The implementation of the skip_runner_ip variable in main.tf is correctly integrated into the local variables and passed to the security_group module. This change effectively allows users to control the creation of security groups based on the runner's IP, aligning with the PR's objectives to enhance security for air-gapped environments. Ensure that all references and dependencies related to this new variable are updated accordingly across the project to maintain consistency.

tests/skip_test.go (1)

• 94-110: The addition of the TestSkipIp function in tests/skip_test.go is a crucial step in validating the new feature's functionality. This test ensures that the feature to skip creating a security group for the runner's IP works as expected. It's well-structured and follows best practices for Terraform testing with Terratest. Ensure that the test covers all necessary scenarios and edge cases to guarantee the feature's reliability.

README.md (1)

• 3-11: The update to the README.md file effectively communicates the purpose and usage of the new skip_runner_ip feature. This documentation is crucial for users to understand how to utilize the feature to enhance the security of their Terraform-managed infrastructure. Consider adding a more detailed example or a link to the examples/skipip directory for users to quickly reference a practical implementation.

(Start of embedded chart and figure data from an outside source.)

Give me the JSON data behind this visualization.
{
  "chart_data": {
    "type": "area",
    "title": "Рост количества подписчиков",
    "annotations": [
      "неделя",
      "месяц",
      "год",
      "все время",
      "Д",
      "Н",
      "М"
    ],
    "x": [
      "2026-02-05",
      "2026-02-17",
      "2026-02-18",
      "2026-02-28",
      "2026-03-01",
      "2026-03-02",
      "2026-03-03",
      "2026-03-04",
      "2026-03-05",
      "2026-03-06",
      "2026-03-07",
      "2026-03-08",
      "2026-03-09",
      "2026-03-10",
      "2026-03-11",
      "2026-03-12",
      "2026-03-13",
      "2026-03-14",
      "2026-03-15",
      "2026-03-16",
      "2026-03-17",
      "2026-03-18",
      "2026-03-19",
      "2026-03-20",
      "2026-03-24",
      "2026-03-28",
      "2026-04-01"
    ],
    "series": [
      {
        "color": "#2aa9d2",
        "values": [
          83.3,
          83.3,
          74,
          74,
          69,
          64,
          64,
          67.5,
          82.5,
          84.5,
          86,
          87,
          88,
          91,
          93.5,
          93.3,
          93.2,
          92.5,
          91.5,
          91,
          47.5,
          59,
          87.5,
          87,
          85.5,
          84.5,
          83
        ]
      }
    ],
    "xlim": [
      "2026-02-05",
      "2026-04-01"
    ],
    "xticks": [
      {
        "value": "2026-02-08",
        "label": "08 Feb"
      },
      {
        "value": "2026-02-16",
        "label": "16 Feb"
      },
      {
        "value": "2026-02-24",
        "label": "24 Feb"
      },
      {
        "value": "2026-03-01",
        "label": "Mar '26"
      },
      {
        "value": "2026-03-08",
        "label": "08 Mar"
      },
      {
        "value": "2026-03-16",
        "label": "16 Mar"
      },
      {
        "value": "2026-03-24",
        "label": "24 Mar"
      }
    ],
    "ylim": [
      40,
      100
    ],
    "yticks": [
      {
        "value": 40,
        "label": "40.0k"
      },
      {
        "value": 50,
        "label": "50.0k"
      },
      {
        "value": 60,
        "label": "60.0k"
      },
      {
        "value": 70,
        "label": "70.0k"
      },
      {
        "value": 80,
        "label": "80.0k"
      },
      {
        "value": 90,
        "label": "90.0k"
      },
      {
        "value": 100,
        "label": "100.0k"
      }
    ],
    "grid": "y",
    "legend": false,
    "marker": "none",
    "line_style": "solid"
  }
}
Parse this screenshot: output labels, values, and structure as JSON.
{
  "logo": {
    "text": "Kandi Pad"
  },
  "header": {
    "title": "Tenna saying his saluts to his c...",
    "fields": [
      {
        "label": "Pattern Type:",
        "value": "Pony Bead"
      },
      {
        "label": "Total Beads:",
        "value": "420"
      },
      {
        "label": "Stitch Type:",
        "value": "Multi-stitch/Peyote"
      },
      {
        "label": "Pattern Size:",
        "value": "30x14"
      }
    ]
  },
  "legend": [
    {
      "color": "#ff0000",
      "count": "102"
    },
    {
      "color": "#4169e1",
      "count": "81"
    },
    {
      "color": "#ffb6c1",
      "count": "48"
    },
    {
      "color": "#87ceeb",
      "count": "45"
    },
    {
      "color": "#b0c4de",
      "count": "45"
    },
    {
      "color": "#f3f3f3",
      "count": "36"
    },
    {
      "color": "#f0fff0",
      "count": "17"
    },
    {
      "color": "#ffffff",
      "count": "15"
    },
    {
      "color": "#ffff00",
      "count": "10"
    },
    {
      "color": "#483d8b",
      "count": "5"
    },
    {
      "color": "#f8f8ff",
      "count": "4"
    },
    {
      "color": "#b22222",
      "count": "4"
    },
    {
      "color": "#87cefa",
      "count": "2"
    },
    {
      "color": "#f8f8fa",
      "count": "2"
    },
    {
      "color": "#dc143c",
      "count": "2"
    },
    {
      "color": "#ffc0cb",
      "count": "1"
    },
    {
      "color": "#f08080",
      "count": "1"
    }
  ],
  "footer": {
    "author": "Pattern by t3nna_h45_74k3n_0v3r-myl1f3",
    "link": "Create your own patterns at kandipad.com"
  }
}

modules/security_group/main.tf (2)

• 2-12: The implementation of skip_runner_ip and allow_runner variables in modules/security_group/main.tf is correctly done, providing flexibility in configuring security group rules based on the runner's IP. This change supports the feature's goal of enhancing security for air-gapped environments. Ensure that the logic correctly handles all scenarios, especially in complex configurations where multiple conditions might affect the security group's behavior.
• 42-49: The conditional creation of ingress and egress rules based on skip_runner_ip and allow_runner variables is a smart approach to dynamically adjust security group configurations. This ensures that unnecessary rules are not created when the feature is enabled, adhering to the principle of least privilege. Double-check that these conditions are thoroughly tested to prevent any unintended security gaps.

variables.tf (1)

• 128-132: The introduction of the skip_runner_ip variable in variables.tf is well-documented and aligns with the PR's objectives to enhance security by allowing the omission of a security group for the Terraform runner's IP. This variable is essential for enabling the feature across the project. Ensure that the default value (false) is the intended behavior, as it maintains backward compatibility with existing configurations.